Skechers ha dado un paso más en la transformación del punto de venta físico al integrar tecnología holográfica en su tienda de Manhattan Beach, en Los Ángeles. La compañía ha instalado una experiencia interactiva basada en Proto que recrea a tamaño real a su embajador Howie Mandel, permitiendo a los clientes interactuar con él en un entorno digital inmersivo.
La activación, descrita como una de las primeras instalaciones permanentes de esta tecnología en una tienda de calzado, combina entretenimiento, marketing y conversión en un único espacio. Los visitantes pueden hacerse selfies con el holograma y desbloquear promociones, integrando así la experiencia lúdica con incentivos directos a la compra.
La tienda como canal de entretenimiento
La iniciativa refuerza una tendencia creciente en retail: convertir el espacio físico en un entorno experiencial capaz de competir con el atractivo del canal online. Así, la tienda ya no es sólo un punto de transacción, sino que se convierte en un espacio donde el consumidor interactúa con la marca.
El uso de hologramas añade una capa diferencial frente a otras tecnologías ya extendidas como pantallas interactivas o realidad aumentada. Y es que la presencia de una figura reconocible como Howie Mandel amplifica el impacto, conectando el entretenimiento con la estrategia de branding.
Ver esta publicación en Instagram
Tecnología inmersiva al servicio de la conversión
Más allá del efecto novedad, el despliegue responde a un objetivo claro de negocio. La interacción con el holograma genera tráfico, y, además, está diseñada para impulsar la conversión mediante promociones asociadas a la experiencia. Este enfoque integra marketing y ventas en tiempo real dentro del espacio físico.
Además, este tipo de instalaciones abre la puerta a nuevas formas de medir el rendimiento en tienda. Desde el número de interacciones hasta la tasa de conversión vinculada a la experiencia. Así, los retailers pueden obtener datos valiosos sobre el comportamiento del consumidor.
Escalabilidad y diferenciación en el punto de venta
El reto para la industria pasa ahora por evaluar la escalabilidad de este tipo de soluciones. Aunque la inversión tecnológica puede ser elevada, su capacidad para generar notoriedad y diferenciación es significativa en ubicaciones clave.
La colaboración con plataformas como Proto también apunta a un ecosistema en el que proveedores tecnológicos y retailers trabajan de forma conjunta para cambiar la experiencia física. Este modelo puede extenderse a otros formatos y categorías, especialmente en entornos donde el tráfico depende cada vez más del valor añadido de la visita.
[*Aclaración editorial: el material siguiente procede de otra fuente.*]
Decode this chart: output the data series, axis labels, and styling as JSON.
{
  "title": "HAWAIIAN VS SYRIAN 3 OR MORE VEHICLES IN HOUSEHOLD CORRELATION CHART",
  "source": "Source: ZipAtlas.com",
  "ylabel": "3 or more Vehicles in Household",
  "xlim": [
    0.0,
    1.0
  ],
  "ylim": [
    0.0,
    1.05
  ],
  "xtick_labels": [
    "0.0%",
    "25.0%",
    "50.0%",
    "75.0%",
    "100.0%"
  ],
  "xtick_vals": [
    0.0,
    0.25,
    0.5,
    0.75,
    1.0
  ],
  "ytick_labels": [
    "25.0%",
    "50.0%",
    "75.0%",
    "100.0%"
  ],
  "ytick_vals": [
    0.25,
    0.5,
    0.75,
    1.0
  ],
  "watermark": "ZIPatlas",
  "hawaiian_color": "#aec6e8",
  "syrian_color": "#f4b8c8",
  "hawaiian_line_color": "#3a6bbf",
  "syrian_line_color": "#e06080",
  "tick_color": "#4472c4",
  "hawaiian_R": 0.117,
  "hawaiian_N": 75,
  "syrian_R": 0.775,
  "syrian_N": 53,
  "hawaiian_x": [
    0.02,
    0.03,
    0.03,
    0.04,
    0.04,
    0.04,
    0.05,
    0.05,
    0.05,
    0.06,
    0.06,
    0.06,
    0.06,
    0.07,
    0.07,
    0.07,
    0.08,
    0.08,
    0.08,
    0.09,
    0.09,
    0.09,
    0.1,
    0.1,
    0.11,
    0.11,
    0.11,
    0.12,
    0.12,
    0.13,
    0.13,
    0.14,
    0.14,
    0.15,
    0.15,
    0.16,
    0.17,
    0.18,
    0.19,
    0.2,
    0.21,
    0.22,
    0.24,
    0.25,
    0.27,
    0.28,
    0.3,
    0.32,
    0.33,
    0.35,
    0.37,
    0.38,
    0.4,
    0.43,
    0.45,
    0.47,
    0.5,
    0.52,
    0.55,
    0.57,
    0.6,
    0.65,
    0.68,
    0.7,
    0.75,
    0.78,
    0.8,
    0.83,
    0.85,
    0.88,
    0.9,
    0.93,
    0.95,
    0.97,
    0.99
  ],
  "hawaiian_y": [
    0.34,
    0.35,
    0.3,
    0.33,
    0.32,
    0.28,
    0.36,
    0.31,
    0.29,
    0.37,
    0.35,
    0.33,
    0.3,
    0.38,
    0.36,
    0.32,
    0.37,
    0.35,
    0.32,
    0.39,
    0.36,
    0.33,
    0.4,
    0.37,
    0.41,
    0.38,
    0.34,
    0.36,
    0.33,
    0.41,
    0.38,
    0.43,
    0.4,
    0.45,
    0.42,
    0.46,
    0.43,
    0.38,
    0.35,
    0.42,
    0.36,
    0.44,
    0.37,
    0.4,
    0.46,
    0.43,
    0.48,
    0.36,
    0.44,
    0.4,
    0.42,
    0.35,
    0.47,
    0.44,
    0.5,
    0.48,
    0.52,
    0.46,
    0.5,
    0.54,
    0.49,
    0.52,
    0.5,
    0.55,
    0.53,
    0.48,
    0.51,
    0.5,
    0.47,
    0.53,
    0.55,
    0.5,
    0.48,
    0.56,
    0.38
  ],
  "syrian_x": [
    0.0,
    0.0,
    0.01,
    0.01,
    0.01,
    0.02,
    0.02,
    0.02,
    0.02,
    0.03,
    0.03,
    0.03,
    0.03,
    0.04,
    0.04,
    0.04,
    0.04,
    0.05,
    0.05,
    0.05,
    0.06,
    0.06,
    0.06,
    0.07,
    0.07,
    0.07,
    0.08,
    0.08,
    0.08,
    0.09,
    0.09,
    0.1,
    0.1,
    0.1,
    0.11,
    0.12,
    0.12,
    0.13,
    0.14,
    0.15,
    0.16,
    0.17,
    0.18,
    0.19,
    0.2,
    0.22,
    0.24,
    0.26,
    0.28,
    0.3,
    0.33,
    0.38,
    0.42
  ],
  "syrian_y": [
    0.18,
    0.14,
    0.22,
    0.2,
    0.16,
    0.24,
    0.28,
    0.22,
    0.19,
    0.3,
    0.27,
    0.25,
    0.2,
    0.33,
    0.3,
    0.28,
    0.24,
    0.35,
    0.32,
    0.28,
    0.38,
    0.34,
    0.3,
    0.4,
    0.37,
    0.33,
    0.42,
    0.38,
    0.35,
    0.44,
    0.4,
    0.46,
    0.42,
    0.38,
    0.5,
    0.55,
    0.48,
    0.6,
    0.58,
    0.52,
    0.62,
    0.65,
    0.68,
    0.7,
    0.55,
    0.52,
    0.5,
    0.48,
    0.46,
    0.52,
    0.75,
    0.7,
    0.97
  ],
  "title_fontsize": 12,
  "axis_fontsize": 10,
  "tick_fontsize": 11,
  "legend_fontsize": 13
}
Nueva fase para el retail experiencial
El movimiento de Skechers confirma que el retail experiencial entra en una nueva fase, donde la tecnología inmersiva no es sólo un complemento, sino un eje central de la propuesta de valor. La combinación de espectáculo, interacción y recompensa directa responde a un consumidor que busca experiencias más allá del producto.
Para el retail, este tipo de iniciativas plantea un cambio en la forma de diseñar la tienda. La integración de contenido, tecnología y promoción en un mismo recorrido será clave para maximizar el tráfico y la conversión en un entorno cada vez más competitivo.